Çağdaş Hukukçular Derneği (ÇHD) üyelerine ve Halkın Hukuk Bürosu (HBB) avukatlarına açılan davanın “kurgulanmış” bir iddianameyle yürütüldüğü ve karara bağlandığı ifade ediliyor. Ne dersiniz?

Derviş Emre Aydın: Kara propaganda ürünü bir kurgu üstelik. Olan biteni kavrayabilmek için Mayıs 2017’ye gitmek gerekiyor. Mayıs 2017’de KHK’yle işlerine son verilen Nuriye Gülmen ve Semih Özakça Yüksel Caddesi Eylemleri’ni başlatmıştı. Şimdi cezaevinde olan avukatların müvekkiliydi onlar. İktidara yakın medyada avukatların eylemcilere talimat verdiğine dair asılsız haberler yayınlanmıştı. İçişleri Bakanı açıklamalar yapıyordu, temmuzda bir kitapçık yayınlandı, bu kitapçıkta da, tıpkı haberlerdeki gibi, masumiyet karinesi ihlâl edilerek Nuriye Gülmen ve Semih Özakça ile avukatları örgüt üyesi olmakla suçlanıyordu. Geriye dönüp baktığımızda, medya aracılığıyla adım adım oluşturulan bu kurgunun o zaman henüz ifadesi dahi alınmamış bir gizli tanığın (B.E.) beyanlarıyla iddianame haline getirildiğini gördük.

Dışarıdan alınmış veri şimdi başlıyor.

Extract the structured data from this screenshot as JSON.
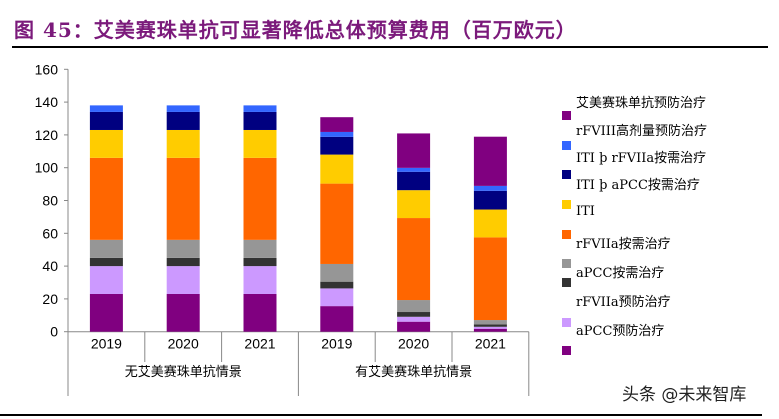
{
  "title": "图 45：艾美赛珠单抗可显著降低总体预算费用（百万欧元）",
  "watermark": "头条 @未来智库",
  "chart_data": {
    "type": "bar",
    "stacked": true,
    "title": "图 45：艾美赛珠单抗可显著降低总体预算费用（百万欧元）",
    "ylabel": "",
    "xlabel": "",
    "ylim": [
      0,
      160
    ],
    "yticks": [
      "0",
      "20",
      "40",
      "60",
      "80",
      "100",
      "120",
      "140",
      "160"
    ],
    "grid": false,
    "legend_position": "right",
    "categories": [
      "2019",
      "2020",
      "2021",
      "2019",
      "2020",
      "2021"
    ],
    "groups": [
      {
        "label": "无艾美赛珠单抗情景",
        "count": 3
      },
      {
        "label": "有艾美赛珠单抗情景",
        "count": 3
      }
    ],
    "series": [
      {
        "name": "aPCC预防治疗",
        "color": "#800080",
        "values": [
          23,
          23,
          23,
          15.6,
          6.1,
          1.8
        ]
      },
      {
        "name": "rFVIIa预防治疗",
        "color": "#cc99ff",
        "values": [
          17,
          17,
          17,
          10.8,
          3,
          1.2
        ]
      },
      {
        "name": "",
        "color": "#333333",
        "values": [
          5,
          5,
          5,
          4.1,
          2.9,
          1.5
        ]
      },
      {
        "name": "aPCC按需治疗",
        "color": "#969696",
        "values": [
          11,
          11,
          11,
          10.8,
          7.3,
          2.6
        ]
      },
      {
        "name": "rFVIIa按需治疗",
        "color": "#ff6600",
        "values": [
          50,
          50,
          50,
          49,
          50,
          50.4
        ]
      },
      {
        "name": "ITI",
        "color": "#ffcc00",
        "values": [
          17,
          17,
          17,
          17.7,
          17,
          17
        ]
      },
      {
        "name": "ITI þ aPCC按需治疗",
        "color": "#000080",
        "values": [
          11,
          11,
          11,
          10.8,
          11.2,
          11.4
        ]
      },
      {
        "name": "rFVIII高剂量预防治疗",
        "color": "#3366ff",
        "values": [
          4,
          4,
          4,
          3,
          2.4,
          3
        ]
      },
      {
        "name": "艾美赛珠单抗预防治疗",
        "color": "#800080",
        "values": [
          0,
          0,
          0,
          9,
          21,
          30
        ]
      }
    ],
    "legend": {
      "labels": [
        "艾美赛珠单抗预防治疗",
        "rFVIII高剂量预防治疗",
        "ITI þ rFVIIa按需治疗",
        "ITI þ aPCC按需治疗",
        "ITI",
        "rFVIIa按需治疗",
        "aPCC按需治疗",
        "rFVIIa预防治疗",
        "aPCC预防治疗"
      ],
      "swatches": [
        "#800080",
        "#3366ff",
        "#000080",
        "#ffcc00",
        "#ff6600",
        "#969696",
        "#333333",
        "#cc99ff",
        "#800080"
      ]
    }
  }
}
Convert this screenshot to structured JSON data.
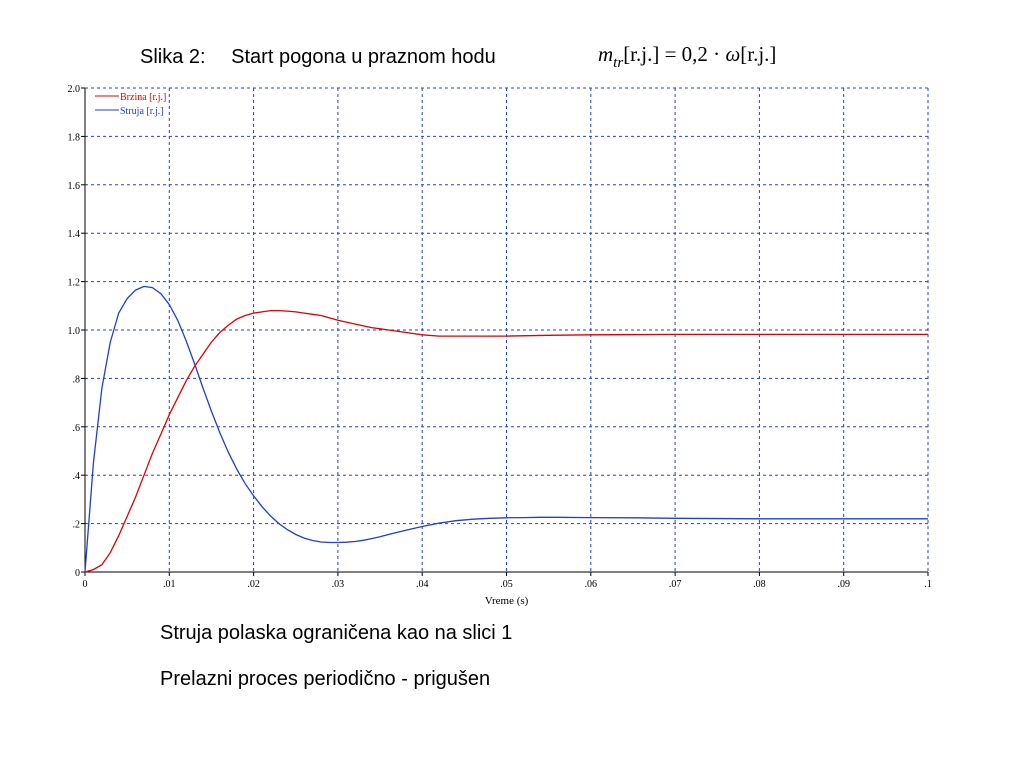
{
  "slide": {
    "title_label": "Slika 2:",
    "title_text": "Start pogona u praznom hodu",
    "formula": {
      "var": "m",
      "sub": "tr",
      "unit1": "[r.j.]",
      "eq": " = 0,2 · ",
      "omega": "ω",
      "unit2": "[r.j.]"
    },
    "caption_1": "Struja polaska ograničena kao na slici 1",
    "caption_2": "Prelazni proces periodično - prigušen"
  },
  "chart_data": {
    "type": "line",
    "title": "",
    "xlabel": "Vreme (s)",
    "ylabel": "",
    "xlim": [
      0,
      0.1
    ],
    "ylim": [
      0,
      2.0
    ],
    "grid": true,
    "legend_position": "top-left",
    "x_ticks": [
      0,
      0.01,
      0.02,
      0.03,
      0.04,
      0.05,
      0.06,
      0.07,
      0.08,
      0.09,
      0.1
    ],
    "x_tick_labels": [
      "0",
      ".01",
      ".02",
      ".03",
      ".04",
      ".05",
      ".06",
      ".07",
      ".08",
      ".09",
      ".1"
    ],
    "y_ticks": [
      0,
      0.2,
      0.4,
      0.6,
      0.8,
      1.0,
      1.2,
      1.4,
      1.6,
      1.8,
      2.0
    ],
    "y_tick_labels": [
      "0",
      ".2",
      ".4",
      ".6",
      ".8",
      "1.0",
      "1.2",
      "1.4",
      "1.6",
      "1.8",
      "2.0"
    ],
    "series": [
      {
        "name": "Brzina [r.j.]",
        "color": "#e00000",
        "x": [
          0,
          0.001,
          0.002,
          0.003,
          0.004,
          0.005,
          0.006,
          0.007,
          0.008,
          0.009,
          0.01,
          0.011,
          0.012,
          0.013,
          0.014,
          0.015,
          0.016,
          0.017,
          0.018,
          0.019,
          0.02,
          0.021,
          0.022,
          0.023,
          0.024,
          0.025,
          0.026,
          0.027,
          0.028,
          0.029,
          0.03,
          0.032,
          0.034,
          0.036,
          0.038,
          0.04,
          0.042,
          0.044,
          0.046,
          0.048,
          0.05,
          0.055,
          0.06,
          0.07,
          0.08,
          0.09,
          0.1
        ],
        "values": [
          0,
          0.01,
          0.03,
          0.08,
          0.15,
          0.23,
          0.31,
          0.4,
          0.49,
          0.57,
          0.65,
          0.72,
          0.79,
          0.85,
          0.9,
          0.95,
          0.99,
          1.02,
          1.045,
          1.06,
          1.07,
          1.075,
          1.08,
          1.08,
          1.078,
          1.075,
          1.07,
          1.065,
          1.06,
          1.05,
          1.04,
          1.025,
          1.01,
          1.0,
          0.99,
          0.98,
          0.975,
          0.975,
          0.975,
          0.975,
          0.975,
          0.978,
          0.98,
          0.982,
          0.982,
          0.982,
          0.982
        ]
      },
      {
        "name": "Struja [r.j.]",
        "color": "#1f3fcf",
        "x": [
          0,
          0.001,
          0.002,
          0.003,
          0.004,
          0.005,
          0.006,
          0.007,
          0.008,
          0.009,
          0.01,
          0.011,
          0.012,
          0.013,
          0.014,
          0.015,
          0.016,
          0.017,
          0.018,
          0.019,
          0.02,
          0.021,
          0.022,
          0.023,
          0.024,
          0.025,
          0.026,
          0.027,
          0.028,
          0.029,
          0.03,
          0.031,
          0.032,
          0.033,
          0.034,
          0.035,
          0.036,
          0.038,
          0.04,
          0.042,
          0.044,
          0.046,
          0.048,
          0.05,
          0.052,
          0.054,
          0.056,
          0.06,
          0.065,
          0.07,
          0.08,
          0.09,
          0.1
        ],
        "values": [
          0,
          0.45,
          0.76,
          0.95,
          1.07,
          1.13,
          1.165,
          1.18,
          1.175,
          1.15,
          1.105,
          1.04,
          0.955,
          0.86,
          0.76,
          0.665,
          0.575,
          0.495,
          0.425,
          0.365,
          0.315,
          0.27,
          0.232,
          0.2,
          0.175,
          0.155,
          0.14,
          0.13,
          0.124,
          0.122,
          0.122,
          0.123,
          0.126,
          0.131,
          0.138,
          0.146,
          0.155,
          0.172,
          0.188,
          0.202,
          0.212,
          0.218,
          0.222,
          0.224,
          0.225,
          0.226,
          0.226,
          0.225,
          0.224,
          0.222,
          0.22,
          0.22,
          0.22
        ]
      }
    ]
  }
}
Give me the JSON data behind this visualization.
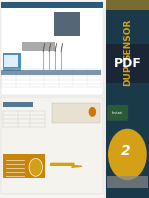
{
  "bg_color": "#f0ede8",
  "right_panel_color": "#1a3a4a",
  "sensor_text": "SENSOR",
  "dup_text": "DUP",
  "sensor_color": "#d4a017",
  "pdf_text": "PDF",
  "pdf_text_color": "#ffffff",
  "circle_color": "#d4a017",
  "header_color": "#2a5a7a",
  "blue_box_color": "#4a90b8",
  "yellow_accent": "#d4a017",
  "logo_color": "#4a8a5a"
}
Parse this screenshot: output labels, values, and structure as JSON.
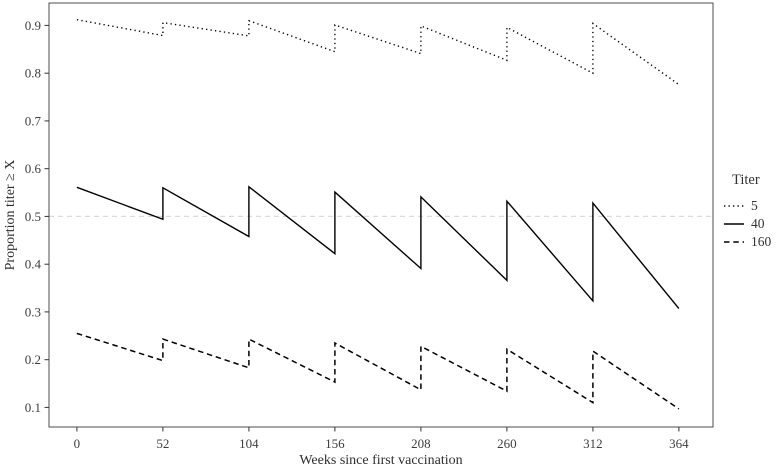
{
  "chart_data": {
    "type": "line",
    "title": "",
    "xlabel": "Weeks since first vaccination",
    "ylabel": "Proportion titer ≥ X",
    "legend_title": "Titer",
    "legend_position": "right",
    "grid": "off",
    "line_color": "#000000",
    "x_ticks": [
      0,
      52,
      104,
      156,
      208,
      260,
      312,
      364
    ],
    "y_ticks": [
      0.1,
      0.2,
      0.3,
      0.4,
      0.5,
      0.6,
      0.7,
      0.8,
      0.9
    ],
    "xlim": [
      -16.9,
      384.6
    ],
    "ylim": [
      0.059,
      0.947
    ],
    "reference_line": {
      "y": 0.5,
      "style": "dashed",
      "color": "#dadada"
    },
    "series": [
      {
        "name": "5",
        "style": "dotted",
        "color": "#000000",
        "x": [
          0,
          52,
          52,
          104,
          104,
          156,
          156,
          208,
          208,
          260,
          260,
          312,
          312,
          364
        ],
        "y": [
          0.912,
          0.879,
          0.906,
          0.878,
          0.91,
          0.845,
          0.901,
          0.841,
          0.899,
          0.827,
          0.896,
          0.8,
          0.904,
          0.776
        ]
      },
      {
        "name": "40",
        "style": "solid",
        "color": "#000000",
        "x": [
          0,
          52,
          52,
          104,
          104,
          156,
          156,
          208,
          208,
          260,
          260,
          312,
          312,
          364
        ],
        "y": [
          0.561,
          0.494,
          0.56,
          0.458,
          0.562,
          0.422,
          0.551,
          0.391,
          0.541,
          0.366,
          0.532,
          0.323,
          0.528,
          0.307
        ]
      },
      {
        "name": "160",
        "style": "dashed",
        "color": "#000000",
        "x": [
          0,
          52,
          52,
          104,
          104,
          156,
          156,
          208,
          208,
          260,
          260,
          312,
          312,
          364
        ],
        "y": [
          0.255,
          0.198,
          0.243,
          0.183,
          0.243,
          0.153,
          0.235,
          0.137,
          0.228,
          0.134,
          0.222,
          0.11,
          0.218,
          0.097
        ]
      }
    ]
  }
}
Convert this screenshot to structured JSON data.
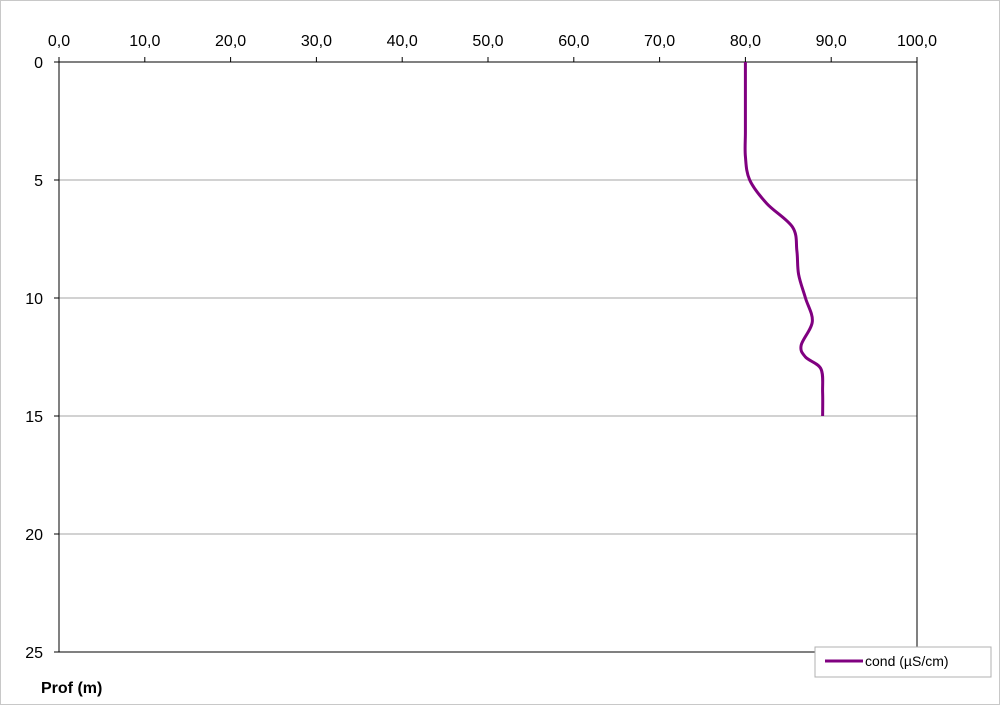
{
  "chart_data": {
    "type": "line",
    "x_ticks": [
      "0,0",
      "10,0",
      "20,0",
      "30,0",
      "40,0",
      "50,0",
      "60,0",
      "70,0",
      "80,0",
      "90,0",
      "100,0"
    ],
    "y_ticks": [
      "0",
      "5",
      "10",
      "15",
      "20",
      "25"
    ],
    "xlim": [
      0,
      100
    ],
    "ylim": [
      0,
      25
    ],
    "y_inverted": true,
    "x_axis_position": "top",
    "ylabel": "Prof (m)",
    "grid": "horizontal",
    "legend_position": "bottom-right",
    "series": [
      {
        "name": "cond (µS/cm)",
        "color": "#800080",
        "x": [
          80.0,
          80.0,
          80.0,
          80.0,
          80.0,
          80.5,
          82.5,
          85.5,
          86.0,
          86.2,
          87.0,
          87.8,
          86.5,
          87.0,
          88.8,
          89.0,
          89.0
        ],
        "y": [
          0,
          1,
          2,
          3,
          4,
          5,
          6,
          7,
          8,
          9,
          10,
          11,
          12,
          12.5,
          13,
          14,
          15
        ]
      }
    ]
  }
}
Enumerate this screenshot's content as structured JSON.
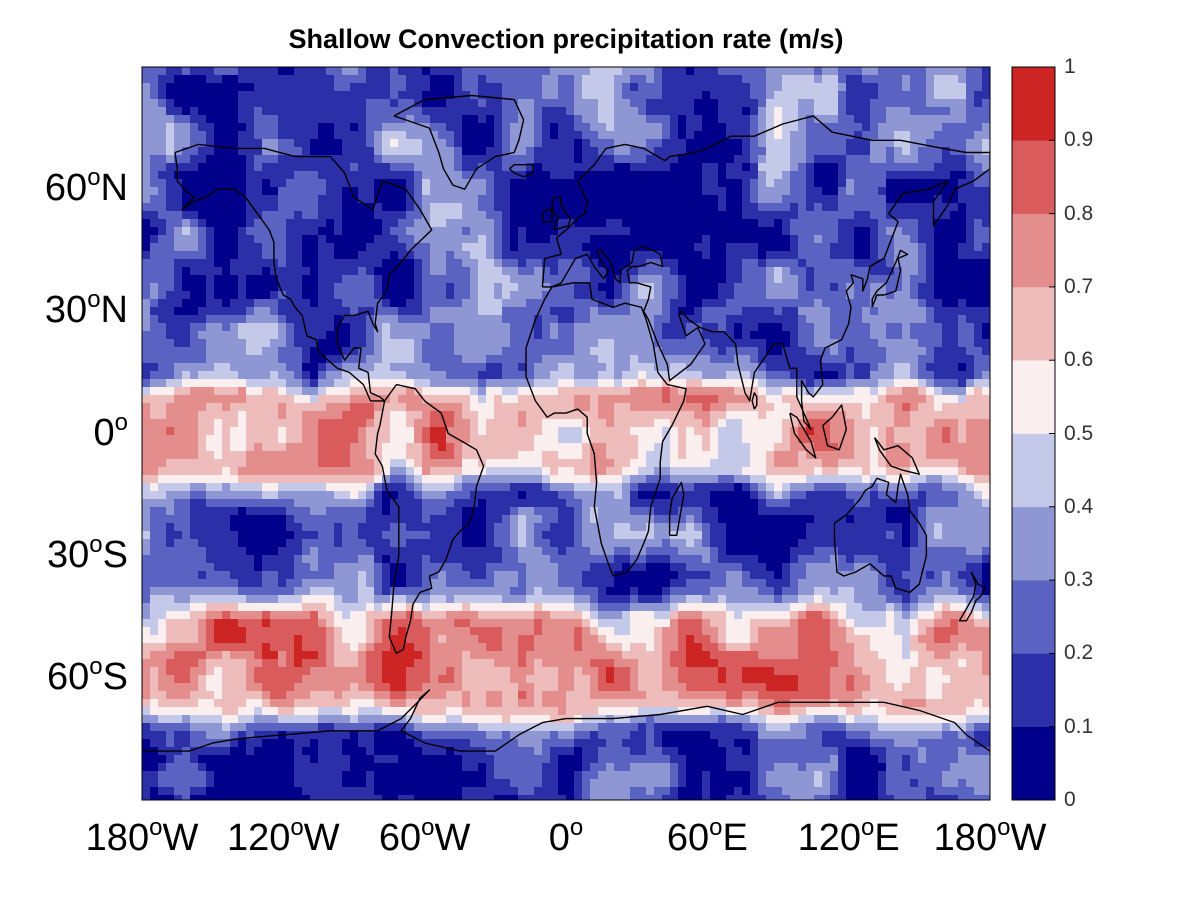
{
  "title": "Shallow Convection precipitation rate (m/s)",
  "latitude_ticks": [
    {
      "deg": "60",
      "hem": "N"
    },
    {
      "deg": "30",
      "hem": "N"
    },
    {
      "deg": "0",
      "hem": ""
    },
    {
      "deg": "30",
      "hem": "S"
    },
    {
      "deg": "60",
      "hem": "S"
    }
  ],
  "longitude_ticks": [
    {
      "deg": "180",
      "hem": "W"
    },
    {
      "deg": "120",
      "hem": "W"
    },
    {
      "deg": "60",
      "hem": "W"
    },
    {
      "deg": "0",
      "hem": ""
    },
    {
      "deg": "60",
      "hem": "E"
    },
    {
      "deg": "120",
      "hem": "E"
    },
    {
      "deg": "180",
      "hem": "W"
    }
  ],
  "degree_symbol": "o",
  "colorbar": {
    "ticks": [
      "0",
      "0.1",
      "0.2",
      "0.3",
      "0.4",
      "0.5",
      "0.6",
      "0.7",
      "0.8",
      "0.9",
      "1"
    ],
    "colors": [
      "#00008b",
      "#2b2fa8",
      "#5a62c2",
      "#8e97d3",
      "#c5c9e9",
      "#fbeeee",
      "#efbcbc",
      "#e38d8d",
      "#d95b5b",
      "#cd2424"
    ]
  },
  "chart_data": {
    "type": "heatmap",
    "title": "Shallow Convection precipitation rate (m/s)",
    "projection": "equirectangular",
    "lon_range": [
      -180,
      180
    ],
    "lat_range": [
      -90,
      90
    ],
    "color_range": [
      0,
      1
    ],
    "levels": [
      0,
      0.1,
      0.2,
      0.3,
      0.4,
      0.5,
      0.6,
      0.7,
      0.8,
      0.9,
      1
    ],
    "lat_ticks": [
      "60°N",
      "30°N",
      "0°",
      "30°S",
      "60°S"
    ],
    "lon_ticks": [
      "180°W",
      "120°W",
      "60°W",
      "0°",
      "60°E",
      "120°E",
      "180°W"
    ],
    "zonal_features": [
      {
        "lat_band": [
          70,
          90
        ],
        "value": 0.25
      },
      {
        "lat_band": [
          30,
          60
        ],
        "value": 0.2
      },
      {
        "lat_band": [
          15,
          30
        ],
        "value": 0.25
      },
      {
        "lat_band": [
          -8,
          8
        ],
        "value": 0.7
      },
      {
        "lat_band": [
          -40,
          -15
        ],
        "value": 0.2
      },
      {
        "lat_band": [
          -70,
          -45
        ],
        "value": 0.75
      },
      {
        "lat_band": [
          -90,
          -72
        ],
        "value": 0.15
      }
    ],
    "grid": false,
    "coastlines": true
  }
}
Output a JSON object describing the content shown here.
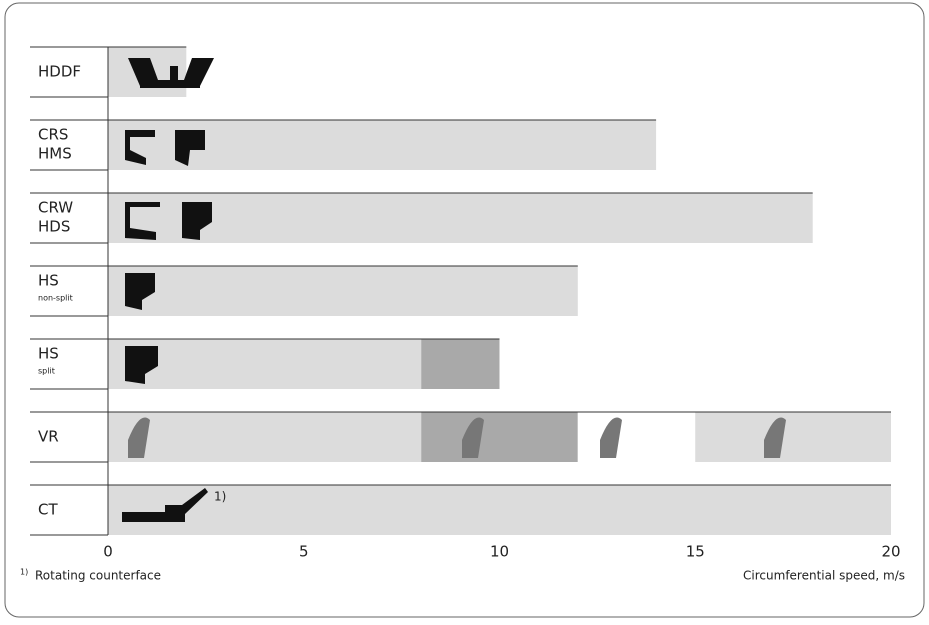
{
  "chart_data": {
    "type": "range-bar",
    "x_label": "Circumferential speed, m/s",
    "footnote": {
      "marker": "1)",
      "text": "Rotating counterface"
    },
    "xlim": [
      0,
      20
    ],
    "xticks": [
      0,
      5,
      10,
      15,
      20
    ],
    "rows": [
      {
        "label": "HDDF",
        "segments": [
          {
            "from": 0,
            "to": 2,
            "color": "#dcdcdc"
          }
        ]
      },
      {
        "label": "CRS",
        "label2": "HMS",
        "segments": [
          {
            "from": 0,
            "to": 14,
            "color": "#dcdcdc"
          }
        ]
      },
      {
        "label": "CRW",
        "label2": "HDS",
        "segments": [
          {
            "from": 0,
            "to": 18,
            "color": "#dcdcdc"
          }
        ]
      },
      {
        "label": "HS",
        "note": "non-split",
        "segments": [
          {
            "from": 0,
            "to": 12,
            "color": "#dcdcdc"
          }
        ]
      },
      {
        "label": "HS",
        "note": "split",
        "segments": [
          {
            "from": 0,
            "to": 8,
            "color": "#dcdcdc"
          },
          {
            "from": 8,
            "to": 10,
            "color": "#a9a9a9"
          }
        ]
      },
      {
        "label": "VR",
        "segments": [
          {
            "from": 0,
            "to": 8,
            "color": "#dcdcdc"
          },
          {
            "from": 8,
            "to": 12,
            "color": "#a9a9a9"
          },
          {
            "from": 12,
            "to": 15,
            "color": "#ffffff"
          },
          {
            "from": 15,
            "to": 20,
            "color": "#dcdcdc"
          }
        ]
      },
      {
        "label": "CT",
        "marker": true,
        "segments": [
          {
            "from": 0,
            "to": 20,
            "color": "#dcdcdc"
          }
        ]
      }
    ]
  }
}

B.E. gazeteci Canan Coşkun’un hakkında haber yaptığı gerekçesiyle ceza aldığı gizli tanık değil mi?

Evet. O dönem Cumhuriyet muhabiri olan Canan Coşkun’a “terörle mücadelede görev almış kişileri hedef göstermek” suçlamasıyla ceza verildi. B.E. bir başka dosya kapsamında yakalanıyor, itirafçı oluyor. Daha önce görülmemiş şekilde, ayrı zamanlarda yedi kere ifadesi alınıyor. Onun beyanlarıyla 344 kişi suçlanıyor. Suçlananların arasında Nuriye Gülmen, Semih Özakça, yirmi avukat, sanatçılar, akademisyenler, onlarca insan vardı. Halkın Hukuk Bürosu ve Çağdaş Hukukçular Derneği üyesi avukatların evlerine ve işyerlerine yapılan baskınlarla gözaltına alınmaları, müvekkilleri Nuriye Gülmen ve Semih Özakça’nın duruşmasından iki gün önce (12 Eylül 2017) gerçekleşti. 15 avukat dokuz gün gözaltında kaldıktan sonra, örgüt üyeliği suçlamasıyla tutuklandı ve yedi ayrı şehirdeki cezaevlerine gönderildi. Aynı soruşturma kapsamında, kasım ayında ÇHD Genel Başkanı Selçuk Kozağaçlı’nın ve Yaprak Türkmen’in tutuklanmasıyla tutuklu avukat sayısı 17 oldu. Yedi ay sonra iddianame düzenlendi. Bu arada, B.E.’nin beyanları Nuriye Gülmen ve Semih Özakça’nın dosyasına da gönderildi. Duruşmada dinlendiğindeyse soruşturma aşamasında doğrudan bilgi sahibiymiş gibi alınan beyanların kendi çıkarımları olduğu ortaya çıktı. Bunun anlaşılması üzerine, emniyette B.E.’den tekrar ifade alındı ve dosya tümüyle bu beyanlar üzerine kuruldu.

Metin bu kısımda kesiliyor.